Indeed, the best way to secure those votes might be including a path to citizenship. Here's why: It's not so much immigrants as their children that are the political prize.

About 10 of the 11 million are adults -- and since many of them will not meet the time and other requirements in the Senate bill to obtain the initial status of a Registered Provisional Immigrant (RPI), we're actually talking about 8 million. To make the passage from RPI to being a lawful permanent resident (LPR) requires maintaining income and employment over time, paying fees and back taxes, etc., and some have estimated that about half will fall out as a result.

So let's overestimate and say that 5 million will make the cut to LPR status. In 15 years, they get their first chance to become naturalized (recall the process above). Assume that half immediately sign up -- highly unrealistic since only about half of those gaining legal status under the last major authorization experience (the 1986 Immigration and Reform Act) were naturalized a full 23 years after the reform (which had a much shorter path to citizenship).

But let's be generous and assume that we see 2.5 million new voters in 15 years, many of whom will look favorably on a Republican Party that did its part for reform.

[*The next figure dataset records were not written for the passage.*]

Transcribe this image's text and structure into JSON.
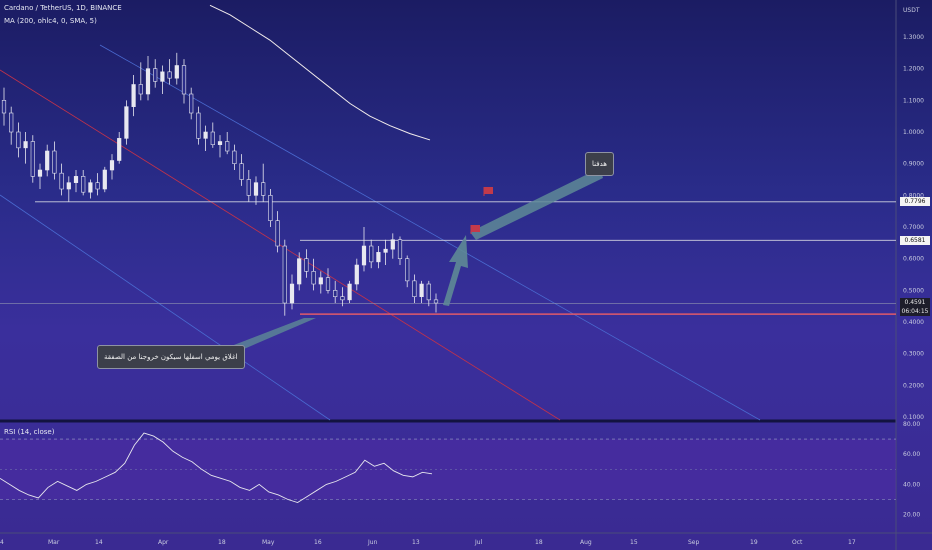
{
  "header": {
    "symbol_line": "Cardano / TetherUS, 1D, BINANCE",
    "indicator_line": "MA (200, ohlc4, 0, SMA, 5)",
    "rsi_label": "RSI (14, close)"
  },
  "price_scale": {
    "currency": "USDT",
    "ticks": [
      "1.3000",
      "1.2000",
      "1.1000",
      "1.0000",
      "0.9000",
      "0.8000",
      "0.7000",
      "0.6000",
      "0.5000",
      "0.4000",
      "0.3000",
      "0.2000",
      "0.1000"
    ],
    "tags": [
      {
        "label": "0.7796",
        "value": 0.7796
      },
      {
        "label": "0.6581",
        "value": 0.6581
      }
    ],
    "current_price": {
      "label": "0.4591",
      "countdown": "06:04:15",
      "value": 0.4591
    }
  },
  "rsi_scale": {
    "ticks": [
      "80.00",
      "60.00",
      "40.00",
      "20.00"
    ],
    "tick_values": [
      80,
      60,
      40,
      20
    ],
    "bands": [
      70,
      30
    ],
    "mid": 50
  },
  "time_axis": {
    "labels": [
      "4",
      "Mar",
      "14",
      "Apr",
      "18",
      "May",
      "16",
      "Jun",
      "13",
      "Jul",
      "18",
      "Aug",
      "15",
      "Sep",
      "19",
      "Oct",
      "17"
    ]
  },
  "callouts": {
    "target": "هدفنا",
    "stop": "اغلاق يومي اسفلها سيكون خروجنا من الصفقة"
  },
  "colors": {
    "bg_top": "#1b1c63",
    "bg_bottom": "#3a2a92",
    "candle": "#e8e8f0",
    "ma": "#f2ecec",
    "support_line": "#e05a6a",
    "horizontal_level": "#d0d2e0",
    "channel_red": "#c2324a",
    "channel_blue": "#4a6ad0",
    "arrow": "#5e8a96",
    "flag": "#c23a4a",
    "rsi_line": "#e6e6ee"
  },
  "chart_data": {
    "type": "candlestick",
    "title": "Cardano / TetherUS, 1D, BINANCE",
    "ylim": [
      0.1,
      1.35
    ],
    "ohlc": [
      [
        1.1,
        1.14,
        1.02,
        1.06
      ],
      [
        1.06,
        1.08,
        0.96,
        1.0
      ],
      [
        1.0,
        1.03,
        0.92,
        0.95
      ],
      [
        0.95,
        1.0,
        0.9,
        0.97
      ],
      [
        0.97,
        0.99,
        0.84,
        0.86
      ],
      [
        0.86,
        0.9,
        0.82,
        0.88
      ],
      [
        0.88,
        0.96,
        0.86,
        0.94
      ],
      [
        0.94,
        0.97,
        0.85,
        0.87
      ],
      [
        0.87,
        0.9,
        0.8,
        0.82
      ],
      [
        0.82,
        0.86,
        0.78,
        0.84
      ],
      [
        0.84,
        0.88,
        0.81,
        0.86
      ],
      [
        0.86,
        0.88,
        0.8,
        0.81
      ],
      [
        0.81,
        0.85,
        0.79,
        0.84
      ],
      [
        0.84,
        0.87,
        0.8,
        0.82
      ],
      [
        0.82,
        0.89,
        0.81,
        0.88
      ],
      [
        0.88,
        0.93,
        0.85,
        0.91
      ],
      [
        0.91,
        1.0,
        0.9,
        0.98
      ],
      [
        0.98,
        1.1,
        0.96,
        1.08
      ],
      [
        1.08,
        1.18,
        1.05,
        1.15
      ],
      [
        1.15,
        1.22,
        1.1,
        1.12
      ],
      [
        1.12,
        1.24,
        1.1,
        1.2
      ],
      [
        1.2,
        1.23,
        1.14,
        1.16
      ],
      [
        1.16,
        1.21,
        1.12,
        1.19
      ],
      [
        1.19,
        1.23,
        1.15,
        1.17
      ],
      [
        1.17,
        1.25,
        1.15,
        1.21
      ],
      [
        1.21,
        1.23,
        1.09,
        1.12
      ],
      [
        1.12,
        1.14,
        1.04,
        1.06
      ],
      [
        1.06,
        1.08,
        0.96,
        0.98
      ],
      [
        0.98,
        1.02,
        0.94,
        1.0
      ],
      [
        1.0,
        1.03,
        0.95,
        0.96
      ],
      [
        0.96,
        0.99,
        0.92,
        0.97
      ],
      [
        0.97,
        1.0,
        0.93,
        0.94
      ],
      [
        0.94,
        0.96,
        0.88,
        0.9
      ],
      [
        0.9,
        0.93,
        0.83,
        0.85
      ],
      [
        0.85,
        0.88,
        0.78,
        0.8
      ],
      [
        0.8,
        0.86,
        0.77,
        0.84
      ],
      [
        0.84,
        0.9,
        0.78,
        0.8
      ],
      [
        0.8,
        0.82,
        0.7,
        0.72
      ],
      [
        0.72,
        0.75,
        0.62,
        0.64
      ],
      [
        0.64,
        0.66,
        0.42,
        0.46
      ],
      [
        0.46,
        0.55,
        0.44,
        0.52
      ],
      [
        0.52,
        0.62,
        0.5,
        0.6
      ],
      [
        0.6,
        0.63,
        0.54,
        0.56
      ],
      [
        0.56,
        0.6,
        0.5,
        0.52
      ],
      [
        0.52,
        0.56,
        0.49,
        0.54
      ],
      [
        0.54,
        0.57,
        0.49,
        0.5
      ],
      [
        0.5,
        0.53,
        0.46,
        0.48
      ],
      [
        0.48,
        0.51,
        0.45,
        0.47
      ],
      [
        0.47,
        0.53,
        0.46,
        0.52
      ],
      [
        0.52,
        0.6,
        0.5,
        0.58
      ],
      [
        0.58,
        0.7,
        0.56,
        0.64
      ],
      [
        0.64,
        0.66,
        0.57,
        0.59
      ],
      [
        0.59,
        0.64,
        0.57,
        0.62
      ],
      [
        0.62,
        0.66,
        0.58,
        0.63
      ],
      [
        0.63,
        0.68,
        0.6,
        0.66
      ],
      [
        0.66,
        0.67,
        0.58,
        0.6
      ],
      [
        0.6,
        0.61,
        0.51,
        0.53
      ],
      [
        0.53,
        0.55,
        0.46,
        0.48
      ],
      [
        0.48,
        0.53,
        0.46,
        0.52
      ],
      [
        0.52,
        0.53,
        0.45,
        0.47
      ],
      [
        0.47,
        0.49,
        0.43,
        0.46
      ]
    ],
    "ma200": [
      1.4,
      1.37,
      1.33,
      1.29,
      1.24,
      1.19,
      1.14,
      1.09,
      1.05,
      1.02,
      0.995,
      0.975
    ],
    "levels": [
      0.7796,
      0.6581,
      0.4591,
      0.425
    ],
    "rsi": [
      44,
      40,
      36,
      33,
      31,
      38,
      42,
      39,
      36,
      40,
      42,
      45,
      48,
      54,
      66,
      74,
      72,
      68,
      62,
      58,
      55,
      50,
      46,
      44,
      42,
      38,
      36,
      40,
      35,
      33,
      30,
      28,
      32,
      36,
      40,
      42,
      45,
      48,
      56,
      52,
      54,
      49,
      46,
      45,
      48,
      47
    ]
  }
}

What if instead citizenship is largely ruled out and the formerly unauthorized are relegated to a sort of permanent second class status? Anyone in Republican strategy circles contemplating how that might impact the attitudes of their children?

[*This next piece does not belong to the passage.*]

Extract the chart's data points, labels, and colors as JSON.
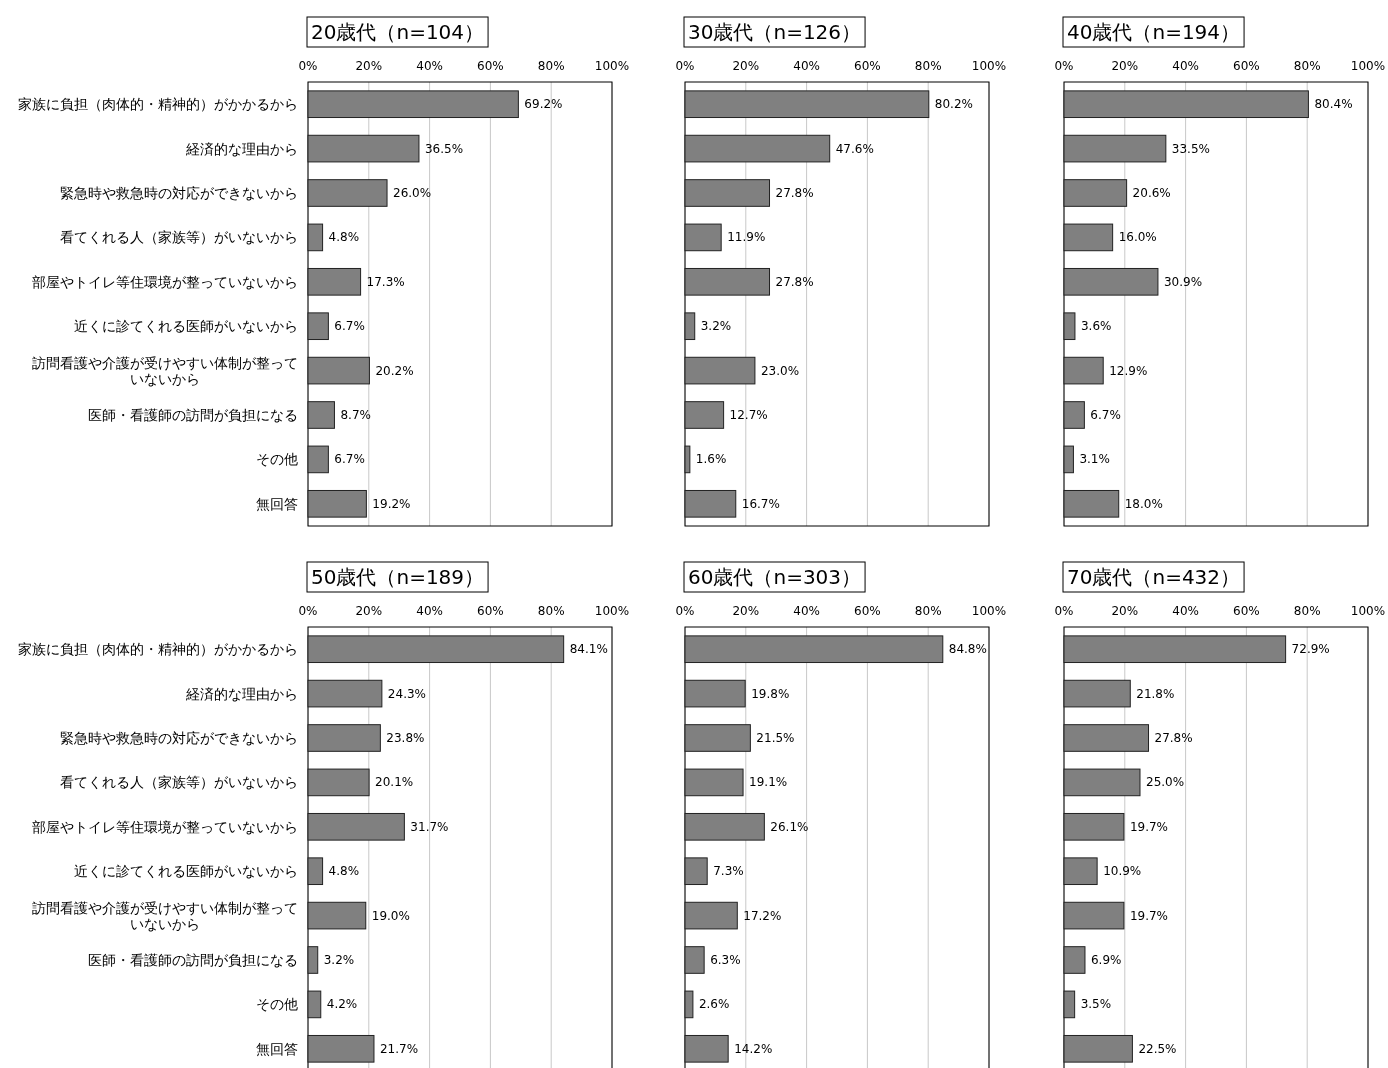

Estimates suggest that around 5.5 million children have at least one undocumented parent. Roughly 4.7 million are between the ages of 3 and 17; more than 80 percent are U.S. citizens and the rest would likely gain citizenship since even the Republican principles include a carve-out for young folks who came to the country "through no fault of their own."

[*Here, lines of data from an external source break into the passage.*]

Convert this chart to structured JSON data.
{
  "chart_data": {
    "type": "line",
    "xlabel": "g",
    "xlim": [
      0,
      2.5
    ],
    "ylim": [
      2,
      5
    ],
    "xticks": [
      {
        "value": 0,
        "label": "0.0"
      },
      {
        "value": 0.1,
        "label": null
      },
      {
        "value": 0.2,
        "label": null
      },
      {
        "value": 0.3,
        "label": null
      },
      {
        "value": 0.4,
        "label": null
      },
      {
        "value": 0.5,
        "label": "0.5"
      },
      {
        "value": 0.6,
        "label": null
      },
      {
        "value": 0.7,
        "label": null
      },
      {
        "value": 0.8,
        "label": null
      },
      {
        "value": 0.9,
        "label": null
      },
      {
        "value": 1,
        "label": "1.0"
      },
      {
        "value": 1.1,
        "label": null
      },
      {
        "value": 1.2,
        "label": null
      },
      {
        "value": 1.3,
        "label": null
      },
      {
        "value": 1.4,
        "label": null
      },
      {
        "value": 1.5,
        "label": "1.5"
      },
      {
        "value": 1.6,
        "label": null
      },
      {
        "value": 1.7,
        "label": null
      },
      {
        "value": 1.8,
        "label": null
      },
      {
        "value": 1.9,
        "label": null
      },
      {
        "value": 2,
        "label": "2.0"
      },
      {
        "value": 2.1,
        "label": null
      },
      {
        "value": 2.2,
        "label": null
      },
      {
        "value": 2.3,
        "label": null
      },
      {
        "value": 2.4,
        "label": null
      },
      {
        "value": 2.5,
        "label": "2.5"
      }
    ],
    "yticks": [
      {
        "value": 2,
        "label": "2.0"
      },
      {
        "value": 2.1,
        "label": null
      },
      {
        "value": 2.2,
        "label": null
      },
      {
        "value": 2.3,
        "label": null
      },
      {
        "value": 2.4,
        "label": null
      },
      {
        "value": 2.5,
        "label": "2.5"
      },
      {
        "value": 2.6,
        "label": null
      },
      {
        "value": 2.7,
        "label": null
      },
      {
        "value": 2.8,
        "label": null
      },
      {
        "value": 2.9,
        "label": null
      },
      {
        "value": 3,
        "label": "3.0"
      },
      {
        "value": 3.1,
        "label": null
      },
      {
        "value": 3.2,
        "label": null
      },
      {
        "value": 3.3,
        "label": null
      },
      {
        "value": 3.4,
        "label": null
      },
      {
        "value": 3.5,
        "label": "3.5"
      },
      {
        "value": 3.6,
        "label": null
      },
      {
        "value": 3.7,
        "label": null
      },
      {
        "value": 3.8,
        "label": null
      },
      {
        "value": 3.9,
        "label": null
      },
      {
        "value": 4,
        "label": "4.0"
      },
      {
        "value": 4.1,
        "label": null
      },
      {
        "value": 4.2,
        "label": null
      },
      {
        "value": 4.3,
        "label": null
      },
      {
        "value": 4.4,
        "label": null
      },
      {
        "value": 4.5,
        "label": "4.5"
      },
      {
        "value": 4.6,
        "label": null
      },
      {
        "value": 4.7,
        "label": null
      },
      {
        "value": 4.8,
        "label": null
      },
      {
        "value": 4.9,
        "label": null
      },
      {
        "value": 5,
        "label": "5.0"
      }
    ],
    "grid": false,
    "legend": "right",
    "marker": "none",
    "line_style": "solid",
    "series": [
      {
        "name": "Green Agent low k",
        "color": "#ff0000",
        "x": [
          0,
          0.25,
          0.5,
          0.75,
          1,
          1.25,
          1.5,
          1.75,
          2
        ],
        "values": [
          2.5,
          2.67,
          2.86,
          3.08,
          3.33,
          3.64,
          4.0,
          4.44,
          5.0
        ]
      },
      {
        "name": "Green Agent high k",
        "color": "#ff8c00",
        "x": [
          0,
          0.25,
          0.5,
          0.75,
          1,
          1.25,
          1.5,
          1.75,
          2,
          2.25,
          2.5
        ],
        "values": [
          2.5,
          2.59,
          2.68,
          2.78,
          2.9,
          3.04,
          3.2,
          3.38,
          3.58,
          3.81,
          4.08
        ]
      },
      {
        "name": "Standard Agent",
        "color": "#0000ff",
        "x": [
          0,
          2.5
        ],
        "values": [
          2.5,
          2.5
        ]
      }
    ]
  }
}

That's nearly 5 million people who automatically become voters in 15 years -- nearly twice the number of their parents who would be derailed from citizenship under the Republican plan. Moreover, given the ways in which naturalized citizens and documented and undocumented immigrants are often woven together into the same households and communities, another number may be more relevant: the 12.9 million (already) citizen children in immigrant families who will be of voting age within 15 years.

While any way in which we can end the current wave of deportations will be welcomed by immigrants and their allies, the memory of who said and did what tends to persist. In California, for example, Republican support for Proposition 187 in 1994, a ballot measure targeting undocumented immigrants, helped produce a nearly one-party Democratic state just one generation (18 years) later.

A recent Fox News poll suggests that more than two-thirds of the American public support a path to citizenship and notably 60 percent of Republicans agree. The public opinion is there, the economics are there, and so are the politics. Republicans, don't create a special path to the collapse of your party; create a real and inclusive path to citizenship.